Feels something like home (pt. 1)

The other day I walked into a park in Hong Kong that made me feel like I may be in the right place, after all. In a very short time, I came here hoping to make Hong Kong feel something like home. Wherever home was, I always had a place where stories lived, and where I could go to live my own. When I was young in St. Louis, there was a forest, and old mysterious steps, and a dark area, and train tracks, and a rushing river. In Allen there was a creek, with winding trails and an old ramshackle dam, and little rivers for rafting, and a rope swing. There were hills, and trails, and bridges, and massive concrete drainage pipes, and more railroad tracks. These places were the setting which made me feel that everything was a story, and everything that didn’t seem to be, could be. I’ve known how important these places once were to me, but I had half forgotten that things which were once important usually still are, though they’ll put on different clothes as time passes. Many things change, of course, but often it seems that what changes isn’t the heart of the matter, the core, it’s simply the context. What we seek in most things, like fun and friends and treasure and romance, I think, will probably end up looking pretty similar, once you strip away the outer layers of age, stage, season. We don’t stop loving the old things, like the joy of climbing into a treehouse for the first time, listening to everything creak in the wind; the excitement of wondering what candy we’ll amass after trick-or-treating, and what laughter is in store; what treasures we’ll find in an old attic, dignified and grey with dust; the soaring feeling of flying out on a rope swing and the way it hurts your hands; the awe of finding an old building or ladder in the woods, knowing that some person, many, many years before, had existed, and perhaps once had an adventure here, too; why we’re smiling so stupidly after that girl or boy smiled at us, or teased us back, and how we’re pretty sure sunshine just got invented, after that telling smile and the glinting eyes. The heart of it doesn’t change, but the context does, the clothes. Perhaps it is clearer back in the early days what is precious, and the more time goes by, the more need arises to dust it all off and consider it again, smiling as, briefly, a pure ray of sunlight bursts out while we unwrap an old memory, just like the old sunlight from when we were running through the woods, and we were small.

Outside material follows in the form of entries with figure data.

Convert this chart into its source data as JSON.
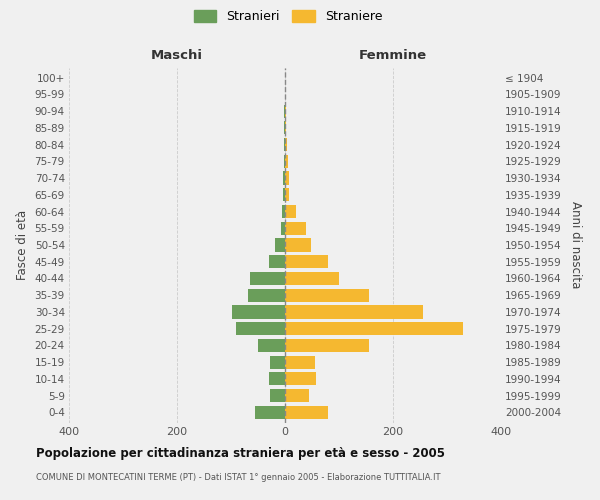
{
  "age_groups": [
    "0-4",
    "5-9",
    "10-14",
    "15-19",
    "20-24",
    "25-29",
    "30-34",
    "35-39",
    "40-44",
    "45-49",
    "50-54",
    "55-59",
    "60-64",
    "65-69",
    "70-74",
    "75-79",
    "80-84",
    "85-89",
    "90-94",
    "95-99",
    "100+"
  ],
  "birth_years": [
    "2000-2004",
    "1995-1999",
    "1990-1994",
    "1985-1989",
    "1980-1984",
    "1975-1979",
    "1970-1974",
    "1965-1969",
    "1960-1964",
    "1955-1959",
    "1950-1954",
    "1945-1949",
    "1940-1944",
    "1935-1939",
    "1930-1934",
    "1925-1929",
    "1920-1924",
    "1915-1919",
    "1910-1914",
    "1905-1909",
    "≤ 1904"
  ],
  "maschi": [
    55,
    28,
    30,
    28,
    50,
    90,
    98,
    68,
    65,
    30,
    18,
    8,
    5,
    4,
    3,
    2,
    1,
    1,
    1,
    0,
    0
  ],
  "femmine": [
    80,
    45,
    58,
    55,
    155,
    330,
    255,
    155,
    100,
    80,
    48,
    38,
    20,
    8,
    7,
    5,
    3,
    2,
    2,
    0,
    0
  ],
  "maschi_color": "#6a9e5a",
  "femmine_color": "#f5b830",
  "bg_color": "#f0f0f0",
  "grid_color": "#cccccc",
  "title": "Popolazione per cittadinanza straniera per età e sesso - 2005",
  "subtitle": "COMUNE DI MONTECATINI TERME (PT) - Dati ISTAT 1° gennaio 2005 - Elaborazione TUTTITALIA.IT",
  "ylabel_left": "Fasce di età",
  "ylabel_right": "Anni di nascita",
  "header_maschi": "Maschi",
  "header_femmine": "Femmine",
  "legend_maschi": "Stranieri",
  "legend_femmine": "Straniere",
  "xlim": 400
}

I went on a hike the other day, and I tried to write about it, but I found afterwards that I had little to say. It was foggy, as dense as you can imagine, surreal, like wandering in the mountain’s dream. I didn’t disturb it, I know, as I am far too small to perturb a mountain dreaming. I pondered what they may dream about, but their whispers are far too large for little humans to hear, rushing like wind. I wandered in the mountain’s dream and wondered if God might have something to talk to me about in there. I asked him about things, but I don’t think he was talking back in any sort of way I was expecting. I didn’t mind, because I felt like we were hiking together, and I knew he was there with me. I knew he was wanting me to be here, Hong Kong, for something; he’s pretty clear about having his purpose for me, and I’m actually okay not knowing what it’ll look like for a while. I like to watch things unfold and ‘get it’ slowly, especially stuff he does.

It was a long hike, and difficult because I’m out of shape. There was a soft mist falling the entire time, and a driving wind, and it soaked me slowly. When I had finally exited the cloud enveloping the mountain’s sleeping mind, the world was new, drenched in a clarity that made every blade of grass, bush, rock wield an astonishing contrast. I didn’t know how clear everything became after fog slept on it. On the descent there was a small place to rest, a little clearing. I stood on the top of a rock, a massive one, craggy and easy to climb, and felt the wind push me. It was strong like the beginning of a hurricane, strong enough that, if I were still in Texas, I would be expecting something momentous coming. It would’ve meant a storm that brought lighting and sheets of rain, and I would have watched the tempest in awe. Instead, there was just wind. It drove the clouds past the islands at an incredible speed, and it looked like the edge of the world, bits of jungle and mountain jutting out of the blue sea, the wispy clouds hurtling by, all the discarded thoughts of a bustling earth. Eagerly they rushed ‘headlong into the abyss’, and the wind pushed so strongly at my back that, had I wings, I could have easily lighted and joined them. But, instead, I just watched as the wispy colossi danced by. The world was grey, but they seemed to me inexplicably merry. I thought perhaps God was telling me something after all, though I wasn’t quite sure exactly what it was.